There was a legal right of poor relief which was linked to one's settled place of abode. In the 1601 Poor Law Act you became entitled to relief if you had been resident in a parish for a month. This had the effect of paupers being kept moving on - so that they did not acquire a right to poor relief funded by the parish rate payers. The Settlement Act of 1662 ruled that anyone entering a township and occupying a tenement worth less than £10 per annum might, within 40 days, be removed back to his parish of settlement. A child's place of settlement was that of his father until he was articled (which could happen when he was only 7), in which case his place of apprenticeship became his parish of settlement. Other persons became settled after a year living in the parish - and the annual hiring fairs (always on the same date) ensured that people were taken on for 364 days at a time!

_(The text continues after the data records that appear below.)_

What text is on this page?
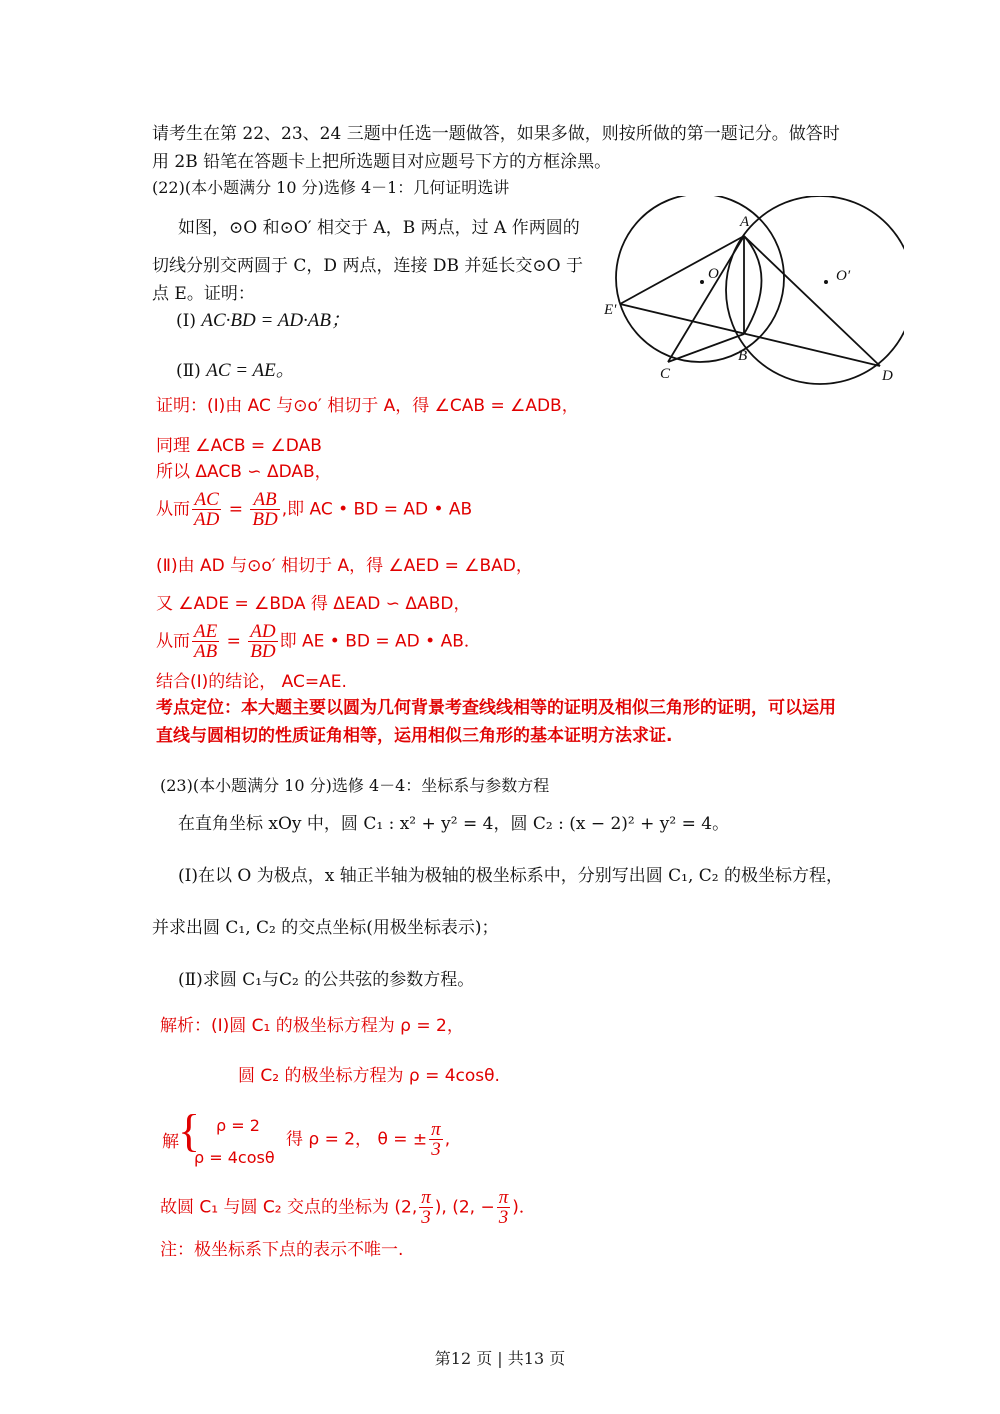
请考生在第 22、23、24 三题中任选一题做答，如果多做，则按所做的第一题记分。做答时
用 2B 铅笔在答题卡上把所选题目对应题号下方的方框涂黑。
(22)(本小题满分 10 分)选修 4－1：几何证明选讲
如图，⊙O 和⊙O′ 相交于 A，B 两点，过 A 作两圆的
切线分别交两圆于 C，D 两点，连接 DB 并延长交⊙O 于
点 E。证明：
(Ⅰ) AC·BD = AD·AB；
(Ⅱ) AC = AE。
A
B
C	D
E'
O	O′
证明：(Ⅰ)由 AC 与⊙o′ 相切于 A，得 ∠CAB = ∠ADB，
同理 ∠ACB = ∠DAB
所以 ΔACB ∽ ΔDAB，
从而 $\frac{AC}{AD} = \frac{AB}{BD}$ ,即 AC • BD = AD • AB
(Ⅱ)由 AD 与⊙o′ 相切于 A，得 ∠AED = ∠BAD，
又 ∠ADE = ∠BDA 得 ΔEAD ∽ ΔABD，
从而 $\frac{AE}{AB} = \frac{AD}{BD}$ 即 AE • BD = AD • AB．
结合(Ⅰ)的结论， AC=AE.
考点定位：本大题主要以圆为几何背景考查线线相等的证明及相似三角形的证明，可以运用
直线与圆相切的性质证角相等，运用相似三角形的基本证明方法求证.
(23)(本小题满分 10 分)选修 4－4：坐标系与参数方程
在直角坐标 xOy 中，圆 C₁ : x² + y² = 4，圆 C₂ : (x − 2)² + y² = 4。
(Ⅰ)在以 O 为极点，x 轴正半轴为极轴的极坐标系中，分别写出圆 C₁, C₂ 的极坐标方程，
并求出圆 C₁, C₂ 的交点坐标(用极坐标表示)；
(Ⅱ)求圆 C₁与C₂ 的公共弦的参数方程。
解析：(Ⅰ)圆 C₁ 的极坐标方程为 ρ = 2，
圆 C₂ 的极坐标方程为 ρ = 4cosθ.
解 { ρ = 2
ρ = 4cosθ
得 ρ = 2， θ = ± $\frac{\pi}{3}$ ,
故圆 C₁ 与圆 C₂ 交点的坐标为 (2, $\frac{\pi}{3}$ ), (2, − $\frac{\pi}{3}$ )．
注：极坐标系下点的表示不唯一.
第12 页 | 共13 页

Illegitimate children were settled where they were born, so it was not unknown for a poor woman in an advanced stage of pregnancy to be unceremoniously carted over the parish boundary by the Overseers of the Poor so that the child would be another parish's financial burden.

In 1697 settlement certificates were introduced, which were given to a pauper. This was written by the churchwardens of the settlement parish and given to the pauper. This allowed the pauper to move to another parish for temporary work, for instance harvest, and provided the temporary parish with documentation to allow the pauper's return should he become a liability on the parish funds.

in 1795 in became impossible for the Overseers to remove someone unless they had actually become chargeable on the parish, and while the Settlement Act was repealed in 1834 (under the Poor Law Amendment Act which introduced the Union Workhouses) the principle continued to operate until 1876.

Surviving information on Settlement, including Settlement Certificates and Removal Orders, can be found in county records offices such as HALS. Some cases will have gone to the Quarter Sessions while Overseers accounts and other parish documents may well document the act of removal.